30 to 50 percent of dry weight of plants is Cellulose which is the most widely distributed carbohydrate in the world. It is reported that there are 1.55×109 tons of cellulose produced by plants' photosynthesis every year in the world and 89 percent of them can't be used by human. The ways of degradation are mainly acidolysis, oxygenolysis, microbial degradation etc. Microbial degadation , the center of natural carbon cycle, is one of the important basic which keep all lives living. The recent years , the research of cellulase genes has been gotten rapid development. Some of cellulase genes which was cloned from many kinds of bacteria and fungi (There are more than forty bacteria' cellulose genes was cloned now) ,was expressed in E. coli and other receptor cell.The enzyme system of thermophilic cellulolytic anaerobic bacteria is different from cellulolytic aerobic bacteria's.
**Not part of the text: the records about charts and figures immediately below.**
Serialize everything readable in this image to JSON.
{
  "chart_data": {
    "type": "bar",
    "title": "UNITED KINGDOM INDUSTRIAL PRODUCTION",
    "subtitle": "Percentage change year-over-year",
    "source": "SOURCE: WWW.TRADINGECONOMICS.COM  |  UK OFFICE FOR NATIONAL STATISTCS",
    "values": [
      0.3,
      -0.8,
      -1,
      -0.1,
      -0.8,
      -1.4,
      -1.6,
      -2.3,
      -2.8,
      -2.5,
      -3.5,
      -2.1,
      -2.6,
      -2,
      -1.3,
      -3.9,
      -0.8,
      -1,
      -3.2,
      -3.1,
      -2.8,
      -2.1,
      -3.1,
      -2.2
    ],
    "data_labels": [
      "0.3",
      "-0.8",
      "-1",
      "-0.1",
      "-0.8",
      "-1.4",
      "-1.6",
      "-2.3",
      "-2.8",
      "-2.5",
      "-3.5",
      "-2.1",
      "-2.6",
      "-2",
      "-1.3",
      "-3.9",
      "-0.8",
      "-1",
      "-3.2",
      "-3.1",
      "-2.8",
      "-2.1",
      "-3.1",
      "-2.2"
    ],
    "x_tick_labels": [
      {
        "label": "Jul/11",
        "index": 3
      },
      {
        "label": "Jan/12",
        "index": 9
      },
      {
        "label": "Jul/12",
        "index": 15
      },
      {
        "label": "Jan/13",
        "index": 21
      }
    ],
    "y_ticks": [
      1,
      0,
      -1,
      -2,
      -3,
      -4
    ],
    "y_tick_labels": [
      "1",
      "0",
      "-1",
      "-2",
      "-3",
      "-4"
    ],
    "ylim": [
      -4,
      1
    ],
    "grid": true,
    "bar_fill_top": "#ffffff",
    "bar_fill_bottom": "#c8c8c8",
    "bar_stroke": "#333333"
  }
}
The techniques of use cellulase in many industries need hyperthermal condition. We got several extremely thermoaphilic cellulolytic anaerobic bacteria from Biogas Institute of the Ministry ofAgriculture. The genetic diversity and genetic relation of several stains of Bang was done with statistical data of RAPD. The power of cellulolytic of Strain B2 was the strongest in these bacteria . It' s cellulase was the peak and more stabilization . The phylogenetic analysis based on 16S rDNA suggested strain B2 was the closest relative of Thermoanaerobacter ethanalicus with 99.8% sequence similarity. The strain Bang2 was initially identified Thermoanaerobacter according to foregone reseach (biochemical and physiological results) & sequence analysis of 16S rDNA.Genomic DNA of Bang2 was extracted and was partially digested by restriction enzyme HinⅢ, and ligated with plasmid pUC18 by T4DNA ligase. After transformation E. coli JM109, the genomic library was constructed and 5278 recombinants was obtained. The ratio of the recombinants which the strains turn black on the esculin plates was about 0. 26%. The results after digested by restriction enzyme HindⅢ revealed that the recombinants which had been picked out contained foreign DNA fragments. The results showed that the β -glucosidases gene has been cloned. No plasmid was detected in Bang2' s genomic DNA. The recombinants which contained β -glucosidases fragments was digested by restriction enzyme Hind Ⅲ　and revealed that there is about 700bp foreign fragment in it.